Beijing: The most auspicious and romantic day in 10,000 years for weddings in China turned out to be a big flop as many couples who vowed “until death do us part” filed for divorce barely days later.
Several couples tied the knot Jan 4, considered an auspicious day because it sounds like “forever love” in spoken Chinese, the China Daily reported.
However, many couples got a divorce just after a few days.
Around 7,300 couples were married in Shanghai on that day, which witnessed a marriage boom for its auspicious meaning.
A couple divorced only four days later, calling their marriage “a hasty decision”.
Seven couples who registered for marriage Dec 12, which means “want to love”, have also divorced.

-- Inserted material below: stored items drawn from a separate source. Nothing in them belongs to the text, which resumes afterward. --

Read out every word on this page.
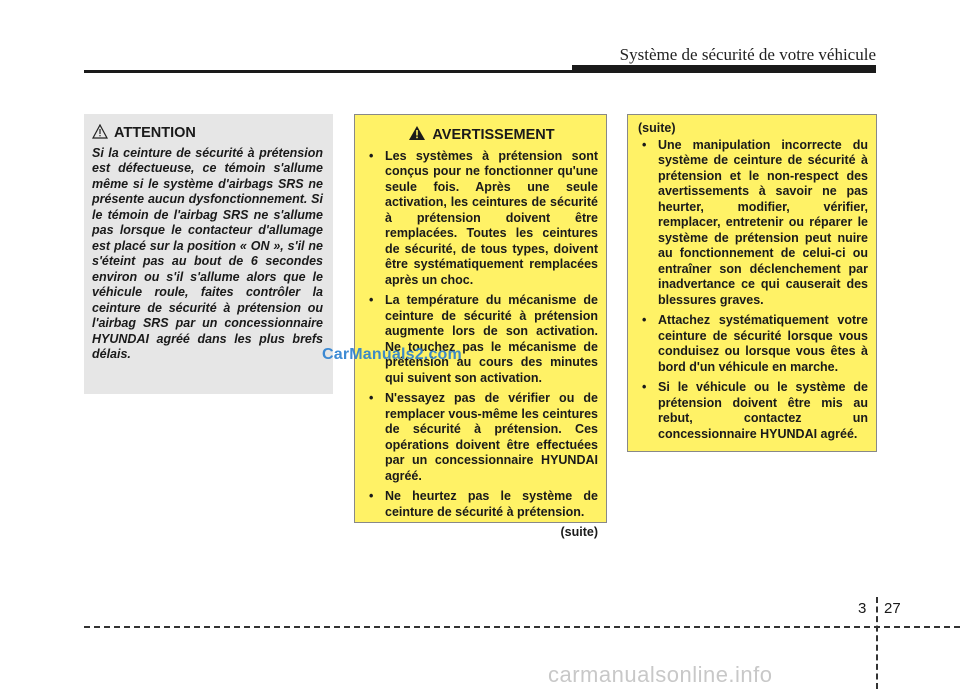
Système de sécurité de votre véhicule
ATTENTION
Si la ceinture de sécurité à prétension est défectueuse, ce témoin s'allume même si le système d'airbags SRS ne présente aucun dysfonctionnement. Si le témoin de l'airbag SRS ne s'allume pas lorsque le contacteur d'allumage est placé sur la position « ON », s'il ne s'éteint pas au bout de 6 secondes environ ou s'il s'allume alors que le véhicule roule, faites contrôler la ceinture de sécurité à prétension ou l'airbag SRS par un concessionnaire HYUNDAI agréé dans les plus brefs délais.
AVERTISSEMENT
• Les systèmes à prétension sont conçus pour ne fonctionner qu'une seule fois. Après une seule activation, les ceintures de sécurité à prétension doivent être remplacées. Toutes les ceintures de sécurité, de tous types, doivent être systématiquement remplacées après un choc.
• La température du mécanisme de ceinture de sécurité à prétension augmente lors de son activation. Ne touchez pas le mécanisme de prétension au cours des minutes qui suivent son activation.
• N'essayez pas de vérifier ou de remplacer vous-même les ceintures de sécurité à prétension. Ces opérations doivent être effectuées par un concessionnaire HYUNDAI agréé.
• Ne heurtez pas le système de ceinture de sécurité à prétension.
(suite)
(suite)
• Une manipulation incorrecte du système de ceinture de sécurité à prétension et le non-respect des avertissements à savoir ne pas heurter, modifier, vérifier, remplacer, entretenir ou réparer le système de prétension peut nuire au fonctionnement de celui-ci ou entraîner son déclenchement par inadvertance ce qui causerait des blessures graves.
• Attachez systématiquement votre ceinture de sécurité lorsque vous conduisez ou lorsque vous êtes à bord d'un véhicule en marche.
• Si le véhicule ou le système de prétension doivent être mis au rebut, contactez un concessionnaire HYUNDAI agréé.
CarManuals2.com
3 27
carmanualsonline.info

An official from the Shanghai Civil Affairs’ marriage administration office said “flash divorces” among young couples was on the rise as their love does not have a strong foundation and they don’t take their marriage vows very seriously.
People born after 1980 were pampered by their parents as China’s one-child policy took effect, and they tend to be more self-centred and less tolerant in a marriage than those born earlier, the official said.
“When disputes erupt, neither the husband nor the wife is willing to compromise because they grew up in a similar environment” of a one-child family, she said.
Divorces in Shanghai surged by 13 percent last year. A total of 44,364 couples divorced in 2012, up more than 5,100 from 2011.
Other cities also saw young couples breaking up.
In Nanjing, about 5,700 couples married on Jan 4, but many returned to the registration office the next day seeking divorce.
“They don’t even know the reason for a divorce,” said an official at the Qinhuai district marriage registration centre.
Many Chinese have a fascination with numbers, which they believe play an important role in every aspect of life. The number 8, which sounds like the word “prosperity” in Mandarin, is particularly auspicious.